All Headlines 10:41 February 09, 2018

(ATTN: UPDATES with more remarks, details from 6th para; ADDS photo)

SEOUL, Feb. 9 (Yonhap) -- South Korea's defense minister offered an official apology Friday for the military's brutal use of force against pro-democracy protesters in Gwangju in 1980.

"As the minister of national defense, I offer a sincere apology and (words of) comfort to Gwangju citizens that our military has left suffering in the process of the May 18 Democratization Movement 38 years ago," Song Young-moo said in a statement.

It came two days after the ministry's special fact-finding team announced the results of five months of investigation into suspicions about the military's role in the suppression of those protesting against the junta of Chun Doo-hwan.

The civilian-government panel said the Army launched helicopter gunship attacks on citizens in the southwestern city, with fighter jets armed with bombs on standby as a backup.

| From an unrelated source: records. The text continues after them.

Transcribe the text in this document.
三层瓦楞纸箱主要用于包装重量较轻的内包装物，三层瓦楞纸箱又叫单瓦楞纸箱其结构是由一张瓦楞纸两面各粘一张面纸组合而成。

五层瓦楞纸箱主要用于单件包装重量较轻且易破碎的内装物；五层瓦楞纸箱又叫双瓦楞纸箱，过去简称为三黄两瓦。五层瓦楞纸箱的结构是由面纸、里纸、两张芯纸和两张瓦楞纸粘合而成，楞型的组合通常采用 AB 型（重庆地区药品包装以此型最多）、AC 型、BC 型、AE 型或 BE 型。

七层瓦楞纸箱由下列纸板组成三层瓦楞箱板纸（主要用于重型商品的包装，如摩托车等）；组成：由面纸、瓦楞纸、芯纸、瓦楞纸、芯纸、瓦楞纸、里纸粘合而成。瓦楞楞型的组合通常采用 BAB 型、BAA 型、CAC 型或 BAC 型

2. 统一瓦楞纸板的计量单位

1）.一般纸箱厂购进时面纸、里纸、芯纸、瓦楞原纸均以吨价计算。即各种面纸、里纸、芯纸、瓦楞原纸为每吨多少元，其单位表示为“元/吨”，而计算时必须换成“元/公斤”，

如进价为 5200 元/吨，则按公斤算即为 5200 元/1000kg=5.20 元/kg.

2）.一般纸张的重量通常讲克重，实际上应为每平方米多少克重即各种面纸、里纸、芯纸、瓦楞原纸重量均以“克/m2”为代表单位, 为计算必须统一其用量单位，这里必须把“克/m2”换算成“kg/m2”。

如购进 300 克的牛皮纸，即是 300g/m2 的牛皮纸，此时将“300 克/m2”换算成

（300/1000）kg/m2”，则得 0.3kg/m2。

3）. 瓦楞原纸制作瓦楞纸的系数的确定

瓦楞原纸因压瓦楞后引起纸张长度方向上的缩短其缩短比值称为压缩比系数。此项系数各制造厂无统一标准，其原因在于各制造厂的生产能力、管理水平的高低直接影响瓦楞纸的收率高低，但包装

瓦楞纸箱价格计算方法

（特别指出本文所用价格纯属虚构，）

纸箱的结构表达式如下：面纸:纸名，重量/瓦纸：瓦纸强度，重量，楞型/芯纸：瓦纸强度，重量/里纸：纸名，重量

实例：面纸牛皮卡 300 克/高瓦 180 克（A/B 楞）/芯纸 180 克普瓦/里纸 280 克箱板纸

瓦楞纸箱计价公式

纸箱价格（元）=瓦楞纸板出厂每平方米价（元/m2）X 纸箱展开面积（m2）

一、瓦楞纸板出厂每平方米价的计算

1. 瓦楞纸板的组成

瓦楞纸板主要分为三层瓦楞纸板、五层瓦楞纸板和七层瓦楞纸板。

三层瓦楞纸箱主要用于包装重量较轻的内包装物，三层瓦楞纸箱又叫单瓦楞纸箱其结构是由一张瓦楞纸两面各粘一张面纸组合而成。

The findings were based on the review of documents and interviews on witnesses.

South Korean Defense Minister Song Young-moo reads out a statement on Feb. 9, 2018, offering an apology for the military's use of force against pro-democracy protesters in Gwangju in 1980. (Yonhap)

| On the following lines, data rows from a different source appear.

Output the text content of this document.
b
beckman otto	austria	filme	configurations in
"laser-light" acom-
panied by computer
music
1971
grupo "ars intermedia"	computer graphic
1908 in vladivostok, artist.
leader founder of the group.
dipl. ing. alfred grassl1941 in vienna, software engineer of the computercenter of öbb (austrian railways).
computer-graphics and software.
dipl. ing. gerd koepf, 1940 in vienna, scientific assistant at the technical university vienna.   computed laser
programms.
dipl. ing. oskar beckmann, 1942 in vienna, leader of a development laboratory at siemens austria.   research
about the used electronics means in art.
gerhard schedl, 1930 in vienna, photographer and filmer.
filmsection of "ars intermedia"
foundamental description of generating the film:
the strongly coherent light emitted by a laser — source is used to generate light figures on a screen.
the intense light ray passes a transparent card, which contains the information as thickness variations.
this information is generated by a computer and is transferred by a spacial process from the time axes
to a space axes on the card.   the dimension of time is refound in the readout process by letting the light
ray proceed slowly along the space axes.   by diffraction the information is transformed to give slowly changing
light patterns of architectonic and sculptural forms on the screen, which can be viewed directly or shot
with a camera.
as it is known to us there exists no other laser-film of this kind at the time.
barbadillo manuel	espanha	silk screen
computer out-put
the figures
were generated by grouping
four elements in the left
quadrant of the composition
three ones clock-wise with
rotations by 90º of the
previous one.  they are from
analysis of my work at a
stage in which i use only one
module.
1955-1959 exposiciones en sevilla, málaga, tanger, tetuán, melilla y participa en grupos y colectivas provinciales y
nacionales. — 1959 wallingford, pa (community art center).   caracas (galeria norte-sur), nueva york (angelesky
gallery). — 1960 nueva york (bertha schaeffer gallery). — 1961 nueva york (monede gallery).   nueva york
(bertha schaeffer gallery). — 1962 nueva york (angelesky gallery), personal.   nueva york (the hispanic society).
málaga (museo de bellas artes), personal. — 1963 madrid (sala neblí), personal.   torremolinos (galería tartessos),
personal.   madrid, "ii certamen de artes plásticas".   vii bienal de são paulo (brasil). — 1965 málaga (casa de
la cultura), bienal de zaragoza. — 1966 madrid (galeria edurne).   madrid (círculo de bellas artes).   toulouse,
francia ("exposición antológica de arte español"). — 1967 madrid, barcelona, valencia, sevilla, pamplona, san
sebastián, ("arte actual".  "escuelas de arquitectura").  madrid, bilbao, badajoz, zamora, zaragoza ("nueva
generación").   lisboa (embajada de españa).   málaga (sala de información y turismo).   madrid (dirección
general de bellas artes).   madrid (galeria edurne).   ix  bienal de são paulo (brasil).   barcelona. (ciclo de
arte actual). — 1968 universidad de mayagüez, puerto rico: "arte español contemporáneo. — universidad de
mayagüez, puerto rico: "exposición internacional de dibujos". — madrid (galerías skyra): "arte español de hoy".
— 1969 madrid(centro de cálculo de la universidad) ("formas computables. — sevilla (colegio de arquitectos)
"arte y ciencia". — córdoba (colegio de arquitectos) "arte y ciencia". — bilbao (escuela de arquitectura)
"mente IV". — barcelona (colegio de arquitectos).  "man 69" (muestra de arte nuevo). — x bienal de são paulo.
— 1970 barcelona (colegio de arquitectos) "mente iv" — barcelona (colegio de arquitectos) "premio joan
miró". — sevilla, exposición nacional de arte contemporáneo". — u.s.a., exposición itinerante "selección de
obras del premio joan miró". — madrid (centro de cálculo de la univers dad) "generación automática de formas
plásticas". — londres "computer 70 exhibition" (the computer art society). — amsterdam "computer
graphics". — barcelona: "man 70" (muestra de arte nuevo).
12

The ministry established the special committee last year after President Moon Jae-in ordered a thorough probe into related allegations.

Due to the legal limitation of the panel, however, its investigation is incomplete, Song pointed out.

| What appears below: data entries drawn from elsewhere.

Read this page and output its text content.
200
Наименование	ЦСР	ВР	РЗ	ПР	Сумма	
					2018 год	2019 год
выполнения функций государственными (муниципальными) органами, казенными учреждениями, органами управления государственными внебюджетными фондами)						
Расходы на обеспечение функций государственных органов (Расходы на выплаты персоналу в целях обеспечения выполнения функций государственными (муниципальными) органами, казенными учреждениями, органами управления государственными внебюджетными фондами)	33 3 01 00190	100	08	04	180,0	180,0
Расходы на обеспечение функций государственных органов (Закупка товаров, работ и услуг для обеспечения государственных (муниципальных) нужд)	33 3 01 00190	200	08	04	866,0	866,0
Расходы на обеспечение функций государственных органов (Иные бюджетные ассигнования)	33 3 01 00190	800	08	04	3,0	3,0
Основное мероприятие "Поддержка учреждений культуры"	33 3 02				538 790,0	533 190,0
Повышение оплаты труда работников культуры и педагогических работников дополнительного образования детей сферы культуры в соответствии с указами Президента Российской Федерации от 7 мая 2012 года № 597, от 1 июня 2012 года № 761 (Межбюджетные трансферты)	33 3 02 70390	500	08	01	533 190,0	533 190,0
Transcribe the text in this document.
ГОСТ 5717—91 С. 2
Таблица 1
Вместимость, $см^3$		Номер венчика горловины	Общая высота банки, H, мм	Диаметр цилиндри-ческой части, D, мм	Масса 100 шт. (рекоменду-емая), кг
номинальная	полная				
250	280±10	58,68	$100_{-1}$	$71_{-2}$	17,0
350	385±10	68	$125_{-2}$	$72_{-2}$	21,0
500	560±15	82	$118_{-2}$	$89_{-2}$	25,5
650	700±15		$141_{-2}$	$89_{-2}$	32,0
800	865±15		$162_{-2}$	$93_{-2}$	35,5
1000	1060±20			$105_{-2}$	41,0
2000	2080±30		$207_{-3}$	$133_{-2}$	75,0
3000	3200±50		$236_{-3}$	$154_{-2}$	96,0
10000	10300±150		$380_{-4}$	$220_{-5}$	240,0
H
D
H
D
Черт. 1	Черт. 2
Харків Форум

He added his ministry will do its best to introduce special legislation on the Gwangju incident.

The minister also pledged to take "legal and systemic" measures to prevent the military from interfering in politics or being politically used.

He did not receive any question from media after reading out the statement.

Ministry officials said it's the first time that the country's defense chief has apologized for the military's reckless crackdown on the Gwangju uprising.

Students started protests against the Chun regime. As paratroopers beat and arrested them, many angry ordinary citizens joined the demonstrations.

As the troops fired into a crowd, protesting civilians began to arm themselves, forming a defense force called the Citizens Army.

The bloodshed led to the deaths of around 200 people, and 1,000 others were wounded, according to a formal tally. But other estimates put the death toll at 1,000-2,000.

Military leaders at that time claimed the use of force against the civilians was accidental, but the investigation team's findings suggest that it was a premeditated crackdown.